After losing to Dallas the previous night, the aged Spurs suddenly found themselves in a heated, scrappy, double-overtime tilt on the road. And this is where the championship pedigree of Parker and Duncan came to the fore. There was one play where Duncan's legendary veneer started to crack, and you could tell by his entire body language that he was going to try and ram the ball through Jefferson and into the hoop. But he'd telegraphed it to both Jefferson and Love, who were both waiting for his airborne lunge for a stuff, and sent him to the floor without a foul. But as he was landing on his back, Duncan's blocked shot was likewise coming down, and even as he hit the floor with humiliation now compounding his frustration, he grabbed the rock and sent it rolling toward Parker, extending a possession that eventually produced points. Seeing that enormous will to win, it makes it hard to doubt the Spurs. But then you realize this is the kind of heroics SA's Big 3 generate in high-stakes series like the conference finals. This was an early November game against the Timberwolves, and this old and proud team has months of this uphill battle to wage before they even begin needing to ramp up another notch for the postseason. That's when doubting the Spurs doesn't seem so foolish.
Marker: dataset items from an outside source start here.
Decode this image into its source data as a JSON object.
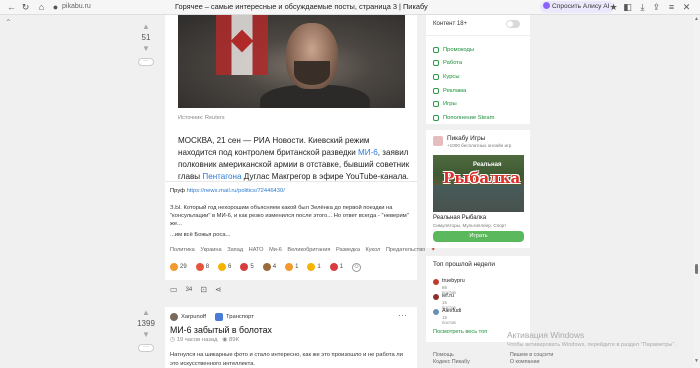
{
  "browser": {
    "url": "pikabu.ru",
    "title": "Горячее – самые интересные и обсуждаемые посты, страница 3 | Пикабу",
    "alice_label": "Спросить Алису AI"
  },
  "post1": {
    "votes": "51",
    "source": "Источник: Reuters",
    "text_before_link": "МОСКВА, 21 сен — РИА Новости. Киевский режим находится под контролем британской разведки ",
    "link1": "МИ-6",
    "text_middle": ", заявил полковник американской армии в отставке, бывший советник главы ",
    "link2": "Пентагона",
    "text_after": " Дуглас Макгрегор в эфире YouTube-канала.",
    "proof_label": "Пруф",
    "proof_url": "https://news.mail.ru/politics/72446430/",
    "comment": "З.Ы. Который год нехорошим объясняем какой был Зелёнка до первой поездки на \"консультации\" в МИ-6, и как резко изменился после этого... Но ответ всегда - \"неверим\" же...",
    "comment_tail": "...им всё Божья роса...",
    "tags": [
      "Политика",
      "Украина",
      "Запад",
      "НАТО",
      "Ми-6",
      "Великобритания",
      "Разведка",
      "Кукол",
      "Предательство"
    ],
    "reactions": [
      {
        "count": "29",
        "color": "#f29a2e"
      },
      {
        "count": "8",
        "color": "#e5553b"
      },
      {
        "count": "6",
        "color": "#f4b400"
      },
      {
        "count": "5",
        "color": "#d93c3c"
      },
      {
        "count": "4",
        "color": "#9a6a3a"
      },
      {
        "count": "1",
        "color": "#f29a2e"
      },
      {
        "count": "1",
        "color": "#f4b400"
      },
      {
        "count": "1",
        "color": "#d93c3c"
      }
    ],
    "comments_count": "34"
  },
  "post2": {
    "votes": "1399",
    "author": "Xarpunoff",
    "community": "Транспорт",
    "title": "МИ-6 забытый в болотах",
    "time": "19 часов назад",
    "views": "89К",
    "text": "Натнулся на шикарные фото и стало интересно, как же это произошло и не работа ли это искусственного интеллекта."
  },
  "sidebar": {
    "adult_label": "Контент 18+",
    "menu": [
      "Промокоды",
      "Работа",
      "Курсы",
      "Реклама",
      "Игры",
      "Пополнение Steam"
    ],
    "games_title": "Пикабу Игры",
    "games_sub": "+1000 бесплатных онлайн игр",
    "game_banner_small": "Реальная",
    "game_banner_big": "Рыбалка",
    "game_name": "Реальная Рыбалка",
    "game_genre": "Симуляторы, Мультиплеер, Спорт",
    "play_label": "Играть",
    "top_title": "Топ прошлой недели",
    "top": [
      {
        "name": "truebypru",
        "count": "86 постов",
        "color": "#c0392b"
      },
      {
        "name": "ief.ru",
        "count": "15 постов",
        "color": "#8e2d2d"
      },
      {
        "name": "Alexfudi",
        "count": "15 постов",
        "color": "#6b8fb3"
      }
    ],
    "top_all": "Посмотреть весь топ"
  },
  "footer": {
    "col1": [
      "Помощь",
      "Кодекс Пикабу"
    ],
    "col2": [
      "Пишем в соцсети",
      "О компании"
    ]
  },
  "watermark": {
    "line1": "Активация Windows",
    "line2": "Чтобы активировать Windows, перейдите в раздел \"Параметры\"."
  }
}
Telfair's first game back from suspension isn't likely to quiet the controversy over whether he should rob time from Foye, as Bassy looked sharp, shot well and sparingly (3-6 FG in 30:07) and reminded fans that purposeful flair is a point guard's signature.
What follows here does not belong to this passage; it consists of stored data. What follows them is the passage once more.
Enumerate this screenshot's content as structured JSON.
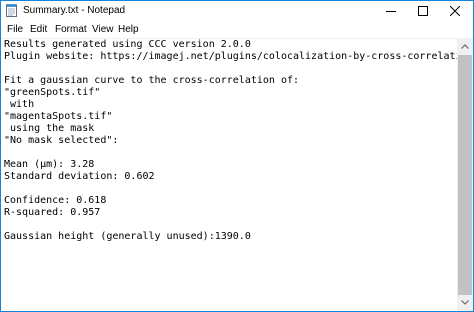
{
  "window": {
    "title": "Summary.txt - Notepad",
    "app_icon": "notepad-icon",
    "buttons": {
      "minimize": "minimize-icon",
      "maximize": "maximize-icon",
      "close": "close-icon"
    }
  },
  "menu": {
    "items": [
      {
        "label": "File"
      },
      {
        "label": "Edit"
      },
      {
        "label": "Format"
      },
      {
        "label": "View"
      },
      {
        "label": "Help"
      }
    ]
  },
  "document": {
    "lines": [
      "Results generated using CCC version 2.0.0",
      "Plugin website: https://imagej.net/plugins/colocalization-by-cross-correlation",
      "",
      "Fit a gaussian curve to the cross-correlation of:",
      "\"greenSpots.tif\"",
      " with",
      "\"magentaSpots.tif\"",
      " using the mask",
      "\"No mask selected\":",
      "",
      "Mean (µm): 3.28",
      "Standard deviation: 0.602",
      "",
      "Confidence: 0.618",
      "R-squared: 0.957",
      "",
      "Gaussian height (generally unused):1390.0"
    ]
  },
  "scrollbar": {
    "up_icon": "scroll-up-arrow-icon",
    "down_icon": "scroll-down-arrow-icon",
    "thumb_fraction": 1.0
  },
  "colors": {
    "border": "#1883d7",
    "scrollbar_track": "#f0f0f0",
    "scrollbar_thumb": "#c2c2c2",
    "text": "#000000"
  }
}
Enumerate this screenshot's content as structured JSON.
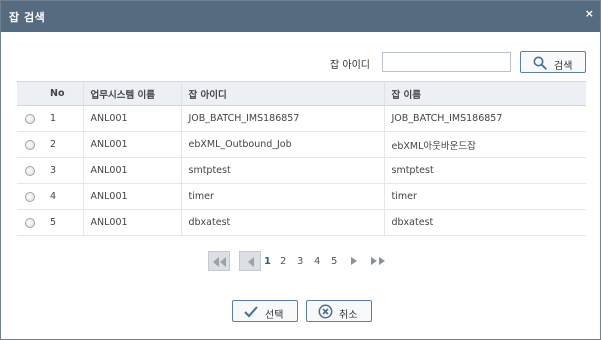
{
  "dialog": {
    "title": "잡 검색",
    "close_label": "×"
  },
  "search": {
    "label": "잡 아이디",
    "value": "",
    "placeholder": "",
    "button_label": "검색"
  },
  "table": {
    "headers": [
      "",
      "No",
      "업무시스템 이름",
      "잡 아이디",
      "잡 이름"
    ],
    "rows": [
      {
        "no": "1",
        "system": "ANL001",
        "job_id": "JOB_BATCH_IMS186857",
        "job_name": "JOB_BATCH_IMS186857"
      },
      {
        "no": "2",
        "system": "ANL001",
        "job_id": "ebXML_Outbound_Job",
        "job_name": "ebXML아웃바운드잡"
      },
      {
        "no": "3",
        "system": "ANL001",
        "job_id": "smtptest",
        "job_name": "smtptest"
      },
      {
        "no": "4",
        "system": "ANL001",
        "job_id": "timer",
        "job_name": "timer"
      },
      {
        "no": "5",
        "system": "ANL001",
        "job_id": "dbxatest",
        "job_name": "dbxatest"
      }
    ]
  },
  "pagination": {
    "pages": [
      "1",
      "2",
      "3",
      "4",
      "5"
    ],
    "current": "1"
  },
  "footer": {
    "select_label": "선택",
    "cancel_label": "취소"
  },
  "colors": {
    "titlebar": "#556b80",
    "accent": "#5b7fa6",
    "header_bg": "#ecf0f4"
  }
}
Wittman used Bassy and Foye effectively together a couple of times, one of the bevy of different combos that both he and Pops were throwing on the floor at a dizzying pace. With Oberto slowly recovering from injury and Kurt Thomas obviously taking his own sweet time getting into vintage form, Pops has been utilizing super-small lineups. In the first half, Wittman followed suit and put McCants, Smith, Love Bassy, and Foye on the floor for what turned out to be some short-term again. And then in the third period, Michael Finley was (unsuccessfully) guarding Love for a while. These are strange times in San Antonios.